Aaaaah bilebilirmiydim sizi bu kadar özleyeceğimi?
Burcu benim oda arkadaşımdı. 3 yıl mı kaldık len beraber? 2005 yılı, okul başlamak üzere.Tam tarih vereyim de oha diyin. 7 Ekim 2005. Yurda yerleşmek için kampüse geldik,annem,ben, abim,kardeşim. Kayıt için yurt binasına girdiğimizde bizden önce bir aile daha giriyordu. Kızın biri hemen form doldurmaya başlamıştı.Dedim ben de geldim,ne yapmam gerekiyor? Bana da form verdiler, kadın soru sormaya başladı diğer kıza. Dedi " sigara içiyor musun?". "Hayır" dedi. Bana sordu içiyor muyum diye, hayır dedim. O zaman siz neden oda arkadaşı olmuyorsunuz gibisinden bişeyler dedi. Bizde bakıştık,süzdük birbirimizi. Başka çare yok,iyi dedik. Anahtar seçti bu kız. Allahım yok böyle bir oda. Penceresi duvara bakıyor,tabut gibi,ufacık,bildiğin kıç kadar. İkimizde olamaz tribine girdik.Sonra bu kızın babası Çetin Amca halimizi gördü,acıdı,hemen odada tespit yaptı. Dedi "ben inşaat mühendisiyim,odanın duvarında çatlak var, hasarlı, olmaz." Bizde hemen "evet, evet olmaz."dedik. Tekrar anahtar seçtik ve yapımı o zamanlar devam eden 8 katlı binanın- eksili katları saymıyorum- 7. katından dağa bakan bir odasını denk getirdik. Asansör çalışmıyor. 7 kat o eşyaları tabir caizse sıça sıça çıkardık. Tam böyle "tamam,eşyaları çıkarttık,siz gidin" dedik ki, çaaat diye odanın kapısı açıldı ve usta girdi. Bunu gören ailelerimiz bizi o gün orda bırakmamaya karar verdiler. Burcu ile böyle tanıştık,kaynaştık,sevdik birbirimizi. =)

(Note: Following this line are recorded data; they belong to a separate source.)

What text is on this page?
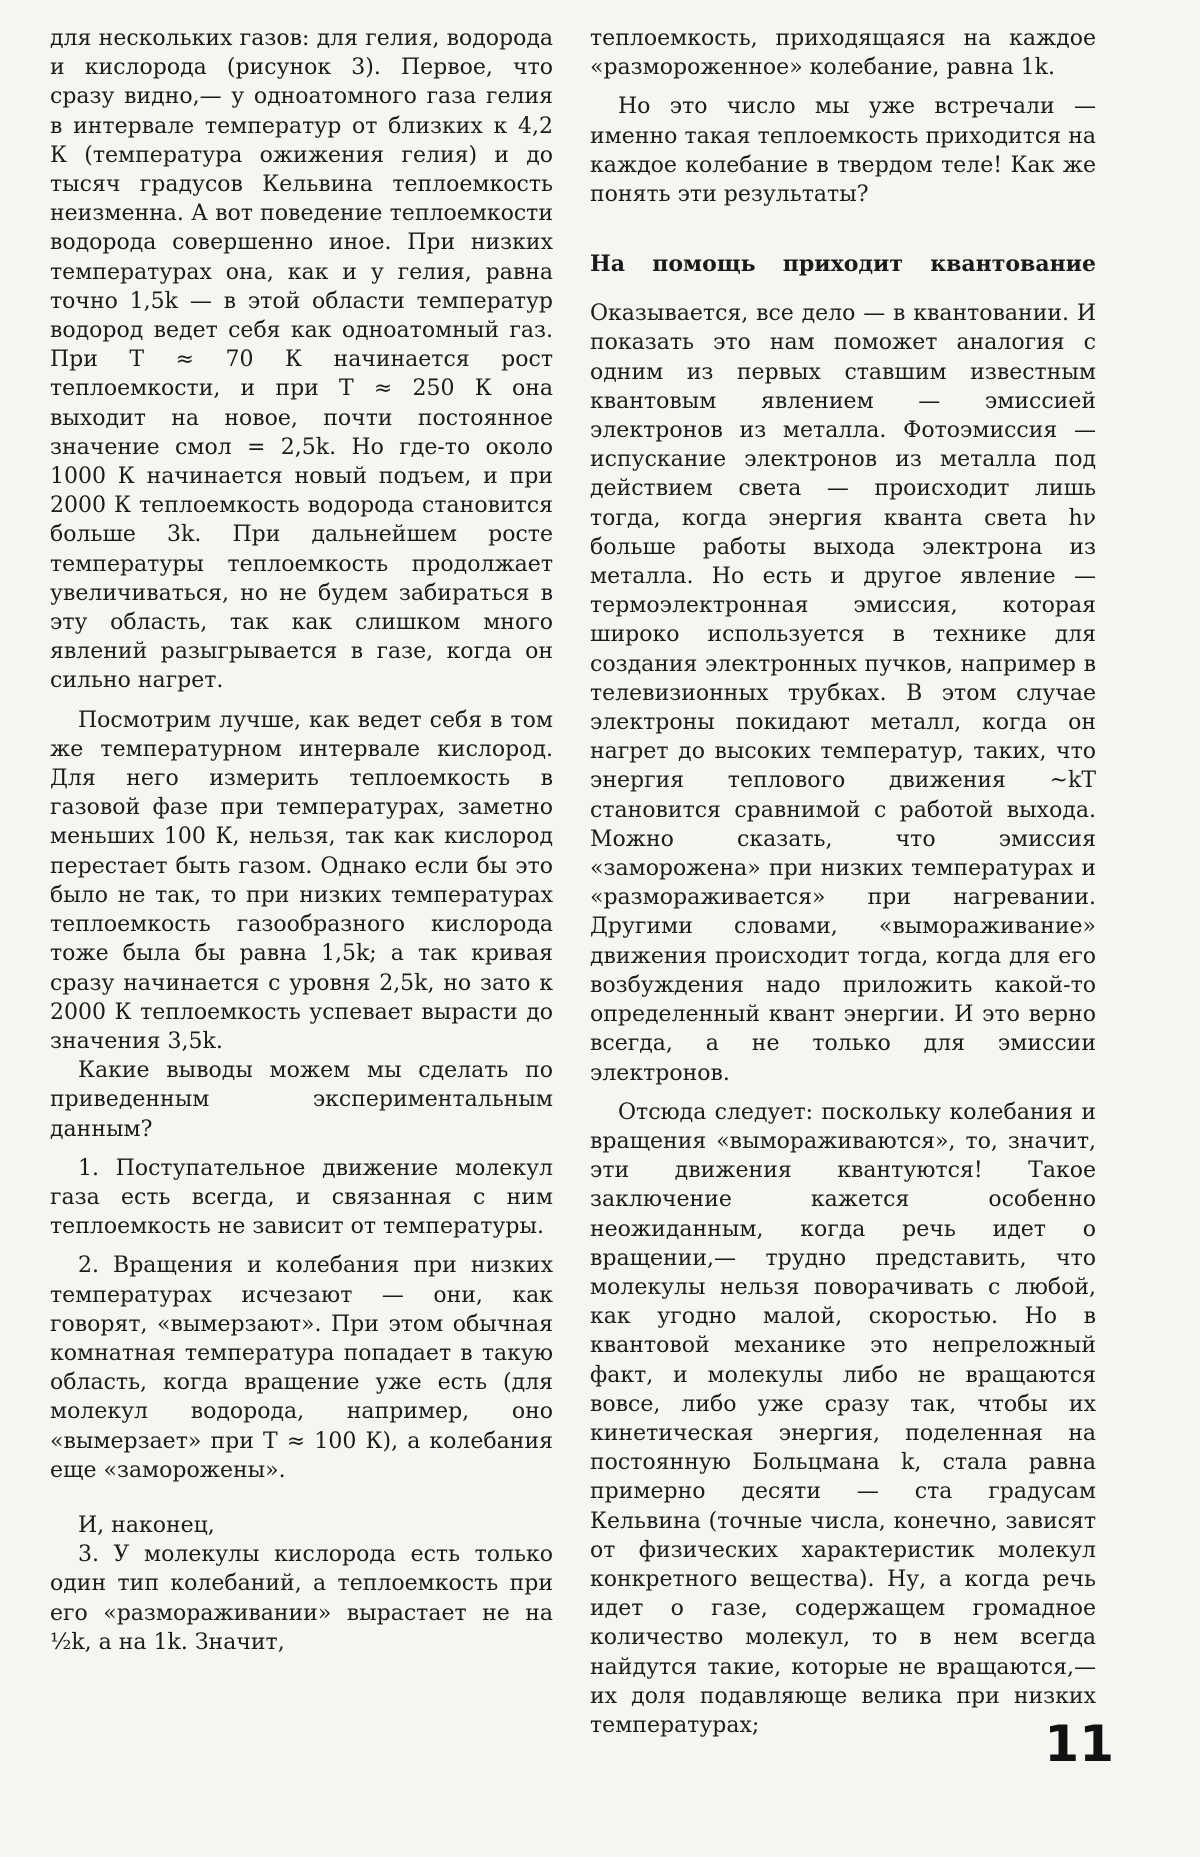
для нескольких газов: для гелия, водорода и кислорода (рисунок 3). Первое, что сразу видно,— у одноатомного газа гелия в интервале температур от близких к 4,2 К (температура ожижения гелия) и до тысяч градусов Кельвина теплоемкость неизменна. А вот поведение теплоемкости водорода совершенно иное. При низких температурах она, как и у гелия, равна точно 1,5k — в этой области температур водород ведет себя как одноатомный газ. При T ≈ 70 К начинается рост теплоемкости, и при T ≈ 250 К она выходит на новое, почти постоянное значение cмол = 2,5k. Но где-то около 1000 К начинается новый подъем, и при 2000 К теплоемкость водорода становится больше 3k. При дальнейшем росте температуры теплоемкость продолжает увеличиваться, но не будем забираться в эту область, так как слишком много явлений разыгрывается в газе, когда он сильно нагрет.

Посмотрим лучше, как ведет себя в том же температурном интервале кислород. Для него измерить теплоемкость в газовой фазе при температурах, заметно меньших 100 К, нельзя, так как кислород перестает быть газом. Однако если бы это было не так, то при низких температурах теплоемкость газообразного кислорода тоже была бы равна 1,5k; а так кривая сразу начинается с уровня 2,5k, но зато к 2000 К теплоемкость успевает вырасти до значения 3,5k.

Какие выводы можем мы сделать по приведенным экспериментальным данным?

1. Поступательное движение молекул газа есть всегда, и связанная с ним теплоемкость не зависит от температуры.

2. Вращения и колебания при низких температурах исчезают — они, как говорят, «вымерзают». При этом обычная комнатная температура попадает в такую область, когда вращение уже есть (для молекул водорода, например, оно «вымерзает» при T ≈ 100 К), а колебания еще «заморожены».

И, наконец,

3. У молекулы кислорода есть только один тип колебаний, а теплоемкость при его «размораживании» вырастает не на ½k, а на 1k. Значит,

теплоемкость, приходящаяся на каждое «размороженное» колебание, равна 1k.

Но это число мы уже встречали — именно такая теплоемкость приходится на каждое колебание в твердом теле! Как же понять эти результаты?

На помощь приходит квантование

Оказывается, все дело — в квантовании. И показать это нам поможет аналогия с одним из первых ставшим известным квантовым явлением — эмиссией электронов из металла. Фотоэмиссия — испускание электронов из металла под действием света — происходит лишь тогда, когда энергия кванта света hν больше работы выхода электрона из металла. Но есть и другое явление — термоэлектронная эмиссия, которая широко используется в технике для создания электронных пучков, например в телевизионных трубках. В этом случае электроны покидают металл, когда он нагрет до высоких температур, таких, что энергия теплового движения ~kT становится сравнимой с работой выхода. Можно сказать, что эмиссия «заморожена» при низких температурах и «размораживается» при нагревании. Другими словами, «вымораживание» движения происходит тогда, когда для его возбуждения надо приложить какой-то определенный квант энергии. И это верно всегда, а не только для эмиссии электронов.

Отсюда следует: поскольку колебания и вращения «вымораживаются», то, значит, эти движения квантуются! Такое заключение кажется особенно неожиданным, когда речь идет о вращении,— трудно представить, что молекулы нельзя поворачивать с любой, как угодно малой, скоростью. Но в квантовой механике это непреложный факт, и молекулы либо не вращаются вовсе, либо уже сразу так, чтобы их кинетическая энергия, поделенная на постоянную Больцмана k, стала равна примерно десяти — ста градусам Кельвина (точные числа, конечно, зависят от физических характеристик молекул конкретного вещества). Ну, а когда речь идет о газе, содержащем громадное количество молекул, то в нем всегда найдутся такие, которые не вращаются,— их доля подавляюще велика при низких температурах;	11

Aycan ise,hazırlıktan ortak bir arkadaşımızın girişimi ile tanıştık. Sonra Aycan vesilesi ile Kemal ile, daha sonra Gökçer,Mert,Barış ile tanıştım.Geceleri ararlardı, "hadi biz bülbüle gidiyoruz,ekmek yaptırcaz, 10 dak. sonra aşşağıda olun" derlerdi. Okulun çevresi de genişleyince bu, pilavcı,Cuba,Tower'da pis 7'li oynamaya kadar vardı. Bakıyorum da güzel zamanlardı, kıymetini bilememişim.
Pınar ise Burcu'nun oda arkadaşlarından bir diğeriydi. 1. sınıftayken yurt parasını geç yatırdığım için beni Acıbadem'deki yurda sürdüklerinde tanışıp, kaynaşmışlar. Bu dönemde Burcu'nun odasına yaptığım kaçak ziyaretler sonucunda tanıştık.Hani Pınarcım,kitabının arasına ayraç niyetine nutellalı kaşık koyduğun dönemler..Sonraki yıl,Burcu ile aynı odayı paylaşmaya devam ettim ve Pınar'ın odası da hemen yamacımızdaydı. Geceleri toplanıp film izlerdik. Burcu'nun Şansal Büyüka misali filmi durdurup bize gözümüzden kaçan ayrıntıları gözümüze soktuğu günleri bile özledim. Oynat Uğurcum! Pınarcım hatırlar mısın,1 milyoncudan mı yoksa Karfourun ucuzluk sepetlerinden mi ne tenis takımı alıp,odada oynamıştık ve Burcu bizi odadan atmıştı. Duruyor sanırsam onlar.Bir tane raket var kitaplığın tepesinde. Burcu'nun renkli giyiiyoruz diye bizi rock pub'a götürmemesini, çorap yumağını fare sanıp yataktan düşmesini, ısrarla patates istemesini, parfüm sürüp çoraplarını değiştirip öyle film izlemeye gelmesini,kırmızı ruj sürüp kantine inmesini,seninle beraber yemek yapma çabalarımızı,kadıköy'e gidip mağaza gezmelerimizi,yediğimiz her kazıkta adisyon hesaplarımızı,gecenin bir vaktinde tiyatrodan dönmelerimizi, çay bahçesinde sözde ders çalışıyoruz ayağına dedikodu yapmalarımızı,Burcu'nun sabah kalkar kalkmaz günaydın bile demeden fantastik rüyalarını anlatmasını ve daha nicelerini özledim. Acilen gelmem lazım.